The project continued with a full test including a range of dilutions of the WSF prepared at 100 mg/l, but without analytical support as no detectable levels of any of the components of the test material were expected. The test included 3 replicates of each dilution and 6 replicates of the blank-control. Contrary to the earlier tests, no significant growth of algal cells were recorded in the WSF prepared at 100 mg/l or in the dilutions containing 32 and 56%. As a result, complete inhibition of cell growth and growth rate were recorded in 32 to 100% of the WSF. No significant cell growth inhibition was recorded in the two lowest dilutions containing 10 and 18% of the WSF, whereas growth rate was significantly affected at 18% for the 0 -24 and 0 -48 hour intervals, but not for the whole test period.

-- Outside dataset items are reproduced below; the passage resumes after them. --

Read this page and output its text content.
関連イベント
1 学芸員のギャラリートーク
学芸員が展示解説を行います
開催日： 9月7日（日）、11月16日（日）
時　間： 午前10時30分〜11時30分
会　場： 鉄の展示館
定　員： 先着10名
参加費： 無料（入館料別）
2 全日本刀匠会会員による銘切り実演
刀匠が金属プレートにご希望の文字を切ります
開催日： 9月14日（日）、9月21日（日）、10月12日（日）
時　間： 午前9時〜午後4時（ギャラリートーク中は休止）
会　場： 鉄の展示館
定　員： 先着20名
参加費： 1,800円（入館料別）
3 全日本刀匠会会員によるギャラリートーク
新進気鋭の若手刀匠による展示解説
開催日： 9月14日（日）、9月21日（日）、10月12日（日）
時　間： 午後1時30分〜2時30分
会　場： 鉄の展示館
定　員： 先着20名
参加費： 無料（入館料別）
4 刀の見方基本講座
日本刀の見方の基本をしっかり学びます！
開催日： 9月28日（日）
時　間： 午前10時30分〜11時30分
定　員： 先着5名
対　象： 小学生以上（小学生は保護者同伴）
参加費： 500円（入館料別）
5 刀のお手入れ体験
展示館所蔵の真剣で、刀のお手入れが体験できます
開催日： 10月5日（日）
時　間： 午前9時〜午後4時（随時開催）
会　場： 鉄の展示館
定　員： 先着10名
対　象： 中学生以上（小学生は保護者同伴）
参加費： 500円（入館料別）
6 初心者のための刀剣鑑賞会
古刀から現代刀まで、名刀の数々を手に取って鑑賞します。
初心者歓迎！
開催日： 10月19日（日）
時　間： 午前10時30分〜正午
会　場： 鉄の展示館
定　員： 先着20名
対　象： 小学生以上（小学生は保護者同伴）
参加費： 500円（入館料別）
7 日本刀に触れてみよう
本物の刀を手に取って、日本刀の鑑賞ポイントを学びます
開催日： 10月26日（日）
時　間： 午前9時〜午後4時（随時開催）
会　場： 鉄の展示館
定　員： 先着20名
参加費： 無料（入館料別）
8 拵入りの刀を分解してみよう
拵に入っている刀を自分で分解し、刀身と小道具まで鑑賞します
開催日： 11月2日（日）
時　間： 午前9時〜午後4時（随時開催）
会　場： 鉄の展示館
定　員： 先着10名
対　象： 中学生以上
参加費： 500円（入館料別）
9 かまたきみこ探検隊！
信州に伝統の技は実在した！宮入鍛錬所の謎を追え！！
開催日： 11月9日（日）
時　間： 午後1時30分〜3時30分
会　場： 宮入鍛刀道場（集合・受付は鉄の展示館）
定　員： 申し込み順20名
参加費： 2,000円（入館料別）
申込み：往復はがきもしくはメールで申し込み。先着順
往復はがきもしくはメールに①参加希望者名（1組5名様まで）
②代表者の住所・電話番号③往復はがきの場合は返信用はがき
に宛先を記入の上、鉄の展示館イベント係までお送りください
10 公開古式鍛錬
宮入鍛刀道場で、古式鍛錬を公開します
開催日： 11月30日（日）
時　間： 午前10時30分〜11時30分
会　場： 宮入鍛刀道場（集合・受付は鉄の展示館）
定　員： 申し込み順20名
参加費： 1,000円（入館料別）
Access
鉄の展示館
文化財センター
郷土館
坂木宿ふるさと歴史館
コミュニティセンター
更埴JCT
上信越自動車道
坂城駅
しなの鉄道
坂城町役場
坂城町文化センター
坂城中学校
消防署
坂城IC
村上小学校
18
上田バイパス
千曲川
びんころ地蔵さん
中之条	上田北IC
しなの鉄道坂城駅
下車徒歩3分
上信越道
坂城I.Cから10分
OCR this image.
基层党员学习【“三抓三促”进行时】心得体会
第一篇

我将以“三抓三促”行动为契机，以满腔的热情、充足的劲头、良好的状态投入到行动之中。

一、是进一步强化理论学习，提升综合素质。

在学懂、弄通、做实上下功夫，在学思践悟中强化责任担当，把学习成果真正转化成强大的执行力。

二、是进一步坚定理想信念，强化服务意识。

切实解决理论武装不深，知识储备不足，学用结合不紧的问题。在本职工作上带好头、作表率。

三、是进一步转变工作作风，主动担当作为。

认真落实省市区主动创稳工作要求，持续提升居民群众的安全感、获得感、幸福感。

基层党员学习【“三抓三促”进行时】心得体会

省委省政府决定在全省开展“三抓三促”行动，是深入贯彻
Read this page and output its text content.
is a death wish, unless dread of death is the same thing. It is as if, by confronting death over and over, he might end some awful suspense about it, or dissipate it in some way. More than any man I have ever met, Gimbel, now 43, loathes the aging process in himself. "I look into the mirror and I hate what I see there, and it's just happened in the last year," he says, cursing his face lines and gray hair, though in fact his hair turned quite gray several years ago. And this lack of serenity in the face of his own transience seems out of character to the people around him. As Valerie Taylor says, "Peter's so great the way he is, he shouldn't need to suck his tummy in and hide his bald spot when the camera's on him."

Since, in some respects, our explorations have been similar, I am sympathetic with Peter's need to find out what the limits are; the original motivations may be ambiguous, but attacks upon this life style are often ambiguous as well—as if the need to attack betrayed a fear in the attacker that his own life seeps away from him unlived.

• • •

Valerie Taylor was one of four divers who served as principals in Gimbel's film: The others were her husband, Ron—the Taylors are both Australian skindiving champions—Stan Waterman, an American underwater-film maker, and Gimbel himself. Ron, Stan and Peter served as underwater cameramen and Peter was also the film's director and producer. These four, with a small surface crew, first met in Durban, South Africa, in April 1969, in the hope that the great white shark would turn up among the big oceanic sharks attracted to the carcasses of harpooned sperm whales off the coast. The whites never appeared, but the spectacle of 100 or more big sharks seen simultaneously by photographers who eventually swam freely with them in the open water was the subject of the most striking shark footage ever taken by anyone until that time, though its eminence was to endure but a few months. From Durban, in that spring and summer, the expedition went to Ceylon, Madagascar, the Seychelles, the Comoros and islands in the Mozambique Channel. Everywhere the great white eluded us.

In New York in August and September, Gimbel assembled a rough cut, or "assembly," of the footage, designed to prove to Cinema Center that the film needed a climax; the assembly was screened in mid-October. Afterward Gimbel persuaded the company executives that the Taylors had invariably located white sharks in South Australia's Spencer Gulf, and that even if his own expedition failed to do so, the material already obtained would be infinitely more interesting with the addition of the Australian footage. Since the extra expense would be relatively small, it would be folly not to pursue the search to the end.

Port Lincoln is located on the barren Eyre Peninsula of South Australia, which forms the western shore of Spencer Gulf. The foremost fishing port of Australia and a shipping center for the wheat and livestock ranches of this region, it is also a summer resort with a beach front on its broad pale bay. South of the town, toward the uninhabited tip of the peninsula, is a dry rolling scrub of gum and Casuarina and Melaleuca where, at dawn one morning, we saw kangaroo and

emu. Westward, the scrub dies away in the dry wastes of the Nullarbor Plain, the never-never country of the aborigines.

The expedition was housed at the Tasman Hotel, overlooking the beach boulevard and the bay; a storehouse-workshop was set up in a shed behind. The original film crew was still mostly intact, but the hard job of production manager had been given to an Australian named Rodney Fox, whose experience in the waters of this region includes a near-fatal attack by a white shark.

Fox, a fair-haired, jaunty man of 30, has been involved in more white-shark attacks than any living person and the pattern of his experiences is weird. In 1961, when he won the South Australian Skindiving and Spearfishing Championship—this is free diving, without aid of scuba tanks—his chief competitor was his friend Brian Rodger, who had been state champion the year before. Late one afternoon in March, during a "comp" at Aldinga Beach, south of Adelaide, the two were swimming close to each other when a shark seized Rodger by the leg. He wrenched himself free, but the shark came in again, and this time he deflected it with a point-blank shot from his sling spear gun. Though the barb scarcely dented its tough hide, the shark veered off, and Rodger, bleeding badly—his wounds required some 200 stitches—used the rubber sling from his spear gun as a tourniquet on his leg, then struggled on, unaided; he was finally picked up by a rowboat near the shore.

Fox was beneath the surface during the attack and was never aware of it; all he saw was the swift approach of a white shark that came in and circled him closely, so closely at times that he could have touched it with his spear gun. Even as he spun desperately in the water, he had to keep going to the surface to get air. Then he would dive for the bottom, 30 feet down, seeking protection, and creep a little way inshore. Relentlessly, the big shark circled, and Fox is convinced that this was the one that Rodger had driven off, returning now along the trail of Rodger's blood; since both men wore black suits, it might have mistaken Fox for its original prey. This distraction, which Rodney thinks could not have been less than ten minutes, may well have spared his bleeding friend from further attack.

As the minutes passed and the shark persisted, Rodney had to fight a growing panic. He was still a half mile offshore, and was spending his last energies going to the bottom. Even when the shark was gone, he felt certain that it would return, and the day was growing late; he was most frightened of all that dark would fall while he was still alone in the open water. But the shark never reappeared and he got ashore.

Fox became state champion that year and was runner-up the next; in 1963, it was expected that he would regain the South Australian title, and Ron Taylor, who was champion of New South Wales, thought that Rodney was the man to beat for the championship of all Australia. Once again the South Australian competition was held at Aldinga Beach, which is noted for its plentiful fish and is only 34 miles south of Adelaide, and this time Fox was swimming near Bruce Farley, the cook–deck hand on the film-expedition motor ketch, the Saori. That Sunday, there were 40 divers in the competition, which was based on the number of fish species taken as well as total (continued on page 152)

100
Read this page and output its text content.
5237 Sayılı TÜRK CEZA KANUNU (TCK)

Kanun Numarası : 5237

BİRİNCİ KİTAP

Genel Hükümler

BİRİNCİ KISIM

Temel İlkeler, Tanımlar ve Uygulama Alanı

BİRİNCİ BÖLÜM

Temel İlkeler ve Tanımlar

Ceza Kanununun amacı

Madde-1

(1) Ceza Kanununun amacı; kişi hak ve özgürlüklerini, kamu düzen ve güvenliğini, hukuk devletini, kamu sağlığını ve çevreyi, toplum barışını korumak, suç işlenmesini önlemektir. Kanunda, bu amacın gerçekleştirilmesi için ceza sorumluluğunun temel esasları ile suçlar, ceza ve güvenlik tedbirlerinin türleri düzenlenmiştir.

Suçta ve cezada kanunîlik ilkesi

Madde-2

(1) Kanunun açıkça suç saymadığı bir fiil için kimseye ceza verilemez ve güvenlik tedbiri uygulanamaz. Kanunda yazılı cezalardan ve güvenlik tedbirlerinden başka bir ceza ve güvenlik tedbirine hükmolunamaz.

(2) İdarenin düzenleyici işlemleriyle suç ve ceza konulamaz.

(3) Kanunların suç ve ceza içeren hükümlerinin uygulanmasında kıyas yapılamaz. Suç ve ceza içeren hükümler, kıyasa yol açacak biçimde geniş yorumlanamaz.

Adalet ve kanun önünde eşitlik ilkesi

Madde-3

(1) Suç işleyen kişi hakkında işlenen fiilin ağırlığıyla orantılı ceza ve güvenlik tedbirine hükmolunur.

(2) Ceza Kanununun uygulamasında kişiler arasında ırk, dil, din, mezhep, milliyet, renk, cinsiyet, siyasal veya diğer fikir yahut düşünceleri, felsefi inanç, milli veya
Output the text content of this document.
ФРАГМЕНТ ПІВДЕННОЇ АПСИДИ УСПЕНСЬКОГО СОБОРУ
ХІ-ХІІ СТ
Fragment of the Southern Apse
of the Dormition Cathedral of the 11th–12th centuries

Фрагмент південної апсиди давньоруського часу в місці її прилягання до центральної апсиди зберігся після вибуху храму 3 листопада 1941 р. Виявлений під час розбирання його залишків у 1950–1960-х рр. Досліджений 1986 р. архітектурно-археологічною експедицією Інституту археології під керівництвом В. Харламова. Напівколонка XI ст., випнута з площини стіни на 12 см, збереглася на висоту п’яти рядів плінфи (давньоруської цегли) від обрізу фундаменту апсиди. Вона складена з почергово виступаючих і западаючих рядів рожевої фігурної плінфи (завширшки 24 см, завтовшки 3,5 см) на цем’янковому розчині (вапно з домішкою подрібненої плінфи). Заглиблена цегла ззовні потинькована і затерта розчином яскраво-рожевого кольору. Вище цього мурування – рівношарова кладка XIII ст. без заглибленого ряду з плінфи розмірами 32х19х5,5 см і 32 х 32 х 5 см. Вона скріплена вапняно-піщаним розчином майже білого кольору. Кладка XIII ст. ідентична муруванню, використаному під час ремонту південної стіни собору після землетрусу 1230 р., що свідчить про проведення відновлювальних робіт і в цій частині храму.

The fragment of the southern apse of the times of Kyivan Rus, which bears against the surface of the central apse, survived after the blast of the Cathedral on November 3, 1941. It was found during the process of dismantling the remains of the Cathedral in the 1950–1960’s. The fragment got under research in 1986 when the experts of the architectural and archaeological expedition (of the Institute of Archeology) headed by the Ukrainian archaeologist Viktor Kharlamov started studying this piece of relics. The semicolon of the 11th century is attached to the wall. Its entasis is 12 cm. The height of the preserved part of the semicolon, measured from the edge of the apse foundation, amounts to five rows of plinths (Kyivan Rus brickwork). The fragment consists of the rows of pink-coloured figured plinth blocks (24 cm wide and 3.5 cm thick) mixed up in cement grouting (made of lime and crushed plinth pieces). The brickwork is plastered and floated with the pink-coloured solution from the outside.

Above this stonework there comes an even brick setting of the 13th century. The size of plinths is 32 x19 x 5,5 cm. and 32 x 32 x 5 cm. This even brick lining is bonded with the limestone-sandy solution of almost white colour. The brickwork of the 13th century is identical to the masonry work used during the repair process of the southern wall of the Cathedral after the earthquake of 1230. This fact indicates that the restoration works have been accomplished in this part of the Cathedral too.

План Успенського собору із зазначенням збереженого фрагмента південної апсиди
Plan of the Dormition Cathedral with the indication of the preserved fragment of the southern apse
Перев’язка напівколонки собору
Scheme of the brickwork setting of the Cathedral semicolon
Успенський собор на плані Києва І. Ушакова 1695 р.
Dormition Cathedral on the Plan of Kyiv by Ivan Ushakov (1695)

In conclusion, the test material reduced the growth rate of Selenastrum capricornutum significantly at its WSF. The water solubility of the major components were all below their detection levels. The analytical support did not detect concentrations of the major polymeric compounds related to the test material, while the original monomers were not measured by the analytical method used. Hence, the complete inhibition found in the final test indicated the presence of a possible algaecidal component or degradation product that could not be identified with the analytical method available.

The EC50 of the test material for both cell growth inhibition and growth rate reduction were between 18 and 32% of its water soluble fraction (WSF)

The NOEC of the test material for cell growth inhibition corresponded with 18% of its WSF. The NOEC of the test material for growth rate reduction corresponded with 10% of its WSF.